The submarine deal, which forms part of the AUKUS pact, might come at a high price for Australians, one of the country’s think tanks revealed in a fresh report that estimates the project’s ultimate cost at up to US$121 billion.

The agreement that already saw Canberra ditching its US$90 billion diesel-electric submarine contract with France in favor of new partners – the US and the UK – might now hit the Australian taxpayers’ pockets as well, the Australian Strategic Policy Institute (ASPI) warned in a report published on Tuesday.

 

Australia is yet to determine the exact submarine designs it wants, and whether it will partner with the US or the UK to build them. Prime Minister Scott Morrison said in September that this would be done “through the rather significant and comprehensive program assessment” over the next 12 to 18 months.

The ASPI admitted that “any cost estimation is an extremely assumption-rich activity” at this stage since most parameters of the deal are not yet agreed upon. However, the think tank still calculated the deal’s total costs under a set of various scenarios.

Should Canberra choose a set of smaller subs and opt to build them “in the most efficient manner possible,” the total costs in constant prices would amount to between AU$70 billion (US$49.86 billion) and AU$78 billion (US$55.55 billion). If inflation is taken into account, this price will rise to between AU$116 billion (US$82.62 billion) and AU$129 billion (US$91.88 billion).

If the Australian government goes with a more expensive ‘continuous build’ approach and prefers larger underwater crafts, the costs might increase to between AU$77 billion (US$55.55 billion) and AU$78 billion (US$61.96 billion) or AU$153 billion (US$108.97 billion) to AU$171 billion (US$121.79 billion) in out-turn prices.

The ASPI believes that the project will be “a massive undertaking and probably the largest and most complex endeavor Australia has embarked upon” while some local media reported that it is about to cut a major slice off Australia’s GDP.

 

The think tank’s analysts also believe that picking a partner for the project might be even more important than just determining the submarine design. The US is building underwater crafts 10 times faster than the UK. The British submarine program might begin by the end of the decade, while America might not start building the vessels until after 2030, the Australian media reported.

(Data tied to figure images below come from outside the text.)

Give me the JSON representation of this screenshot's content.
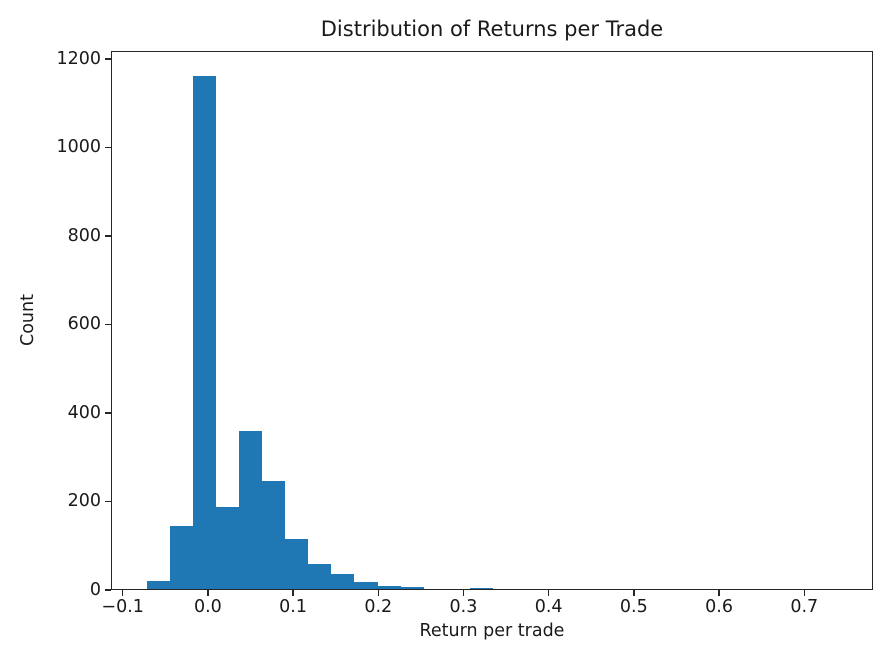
{
  "figure": {
    "background": "#ffffff",
    "axes_color": "#262626",
    "text_color": "#1a1a1a"
  },
  "chart_data": {
    "type": "bar",
    "subtype": "histogram",
    "title": "Distribution of Returns per Trade",
    "xlabel": "Return per trade",
    "ylabel": "Count",
    "bar_color": "#1f77b4",
    "grid": false,
    "legend_position": "none",
    "xlim": [
      -0.1137,
      0.7807
    ],
    "ylim": [
      0,
      1218
    ],
    "xticks": [
      {
        "v": -0.1,
        "label": "−0.1"
      },
      {
        "v": 0.0,
        "label": "0.0"
      },
      {
        "v": 0.1,
        "label": "0.1"
      },
      {
        "v": 0.2,
        "label": "0.2"
      },
      {
        "v": 0.3,
        "label": "0.3"
      },
      {
        "v": 0.4,
        "label": "0.4"
      },
      {
        "v": 0.5,
        "label": "0.5"
      },
      {
        "v": 0.6,
        "label": "0.6"
      },
      {
        "v": 0.7,
        "label": "0.7"
      }
    ],
    "yticks": [
      {
        "v": 0,
        "label": "0"
      },
      {
        "v": 200,
        "label": "200"
      },
      {
        "v": 400,
        "label": "400"
      },
      {
        "v": 600,
        "label": "600"
      },
      {
        "v": 800,
        "label": "800"
      },
      {
        "v": 1000,
        "label": "1000"
      },
      {
        "v": 1200,
        "label": "1200"
      }
    ],
    "bin_edges": [
      -0.073,
      -0.0459,
      -0.0188,
      0.0083,
      0.0354,
      0.0625,
      0.0896,
      0.1167,
      0.1438,
      0.1709,
      0.198,
      0.2251,
      0.2522,
      0.2793,
      0.3064,
      0.3335,
      0.3606,
      0.3877,
      0.4148,
      0.4419,
      0.469,
      0.4961,
      0.5232,
      0.5503,
      0.5774,
      0.6045,
      0.6316,
      0.6587,
      0.6858,
      0.7129,
      0.74
    ],
    "counts": [
      18,
      142,
      1160,
      186,
      358,
      243,
      112,
      57,
      33,
      15,
      6,
      5,
      0,
      0,
      2,
      0,
      0,
      0,
      0,
      0,
      0,
      0,
      0,
      0,
      0,
      0,
      0,
      0,
      0,
      1
    ]
  }
}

“Who has the capacity to ramp up to help us? If we want one every three years, the UK would have to double their production. The issue is which partner has the capacity to help us get there,”one of the report’s co-authors, Dr. Marcus Hellyer, told the Guardian Australia. He added that a collaborative approach that would let Australia’s industry be part of the project as well could save Canberra much time.

“That could make a huge difference to the schedule. It could aim for the early 2030s instead of the late 2030s or even early 2040s,” Hellyer said. The ASPI warns, though, that Australia’s existing six Collins-class submarines might retire well before the new underwater crafts become fully operational.

“It’s likely to be at least two decades and tens of billions of dollars in sunk costs before Australia has a useful nuclear-powered military capability,” the report said, adding that “we may have already reached the point at which it’s impossible to avoid a serious and potentially enduring decrease in submarine capability.”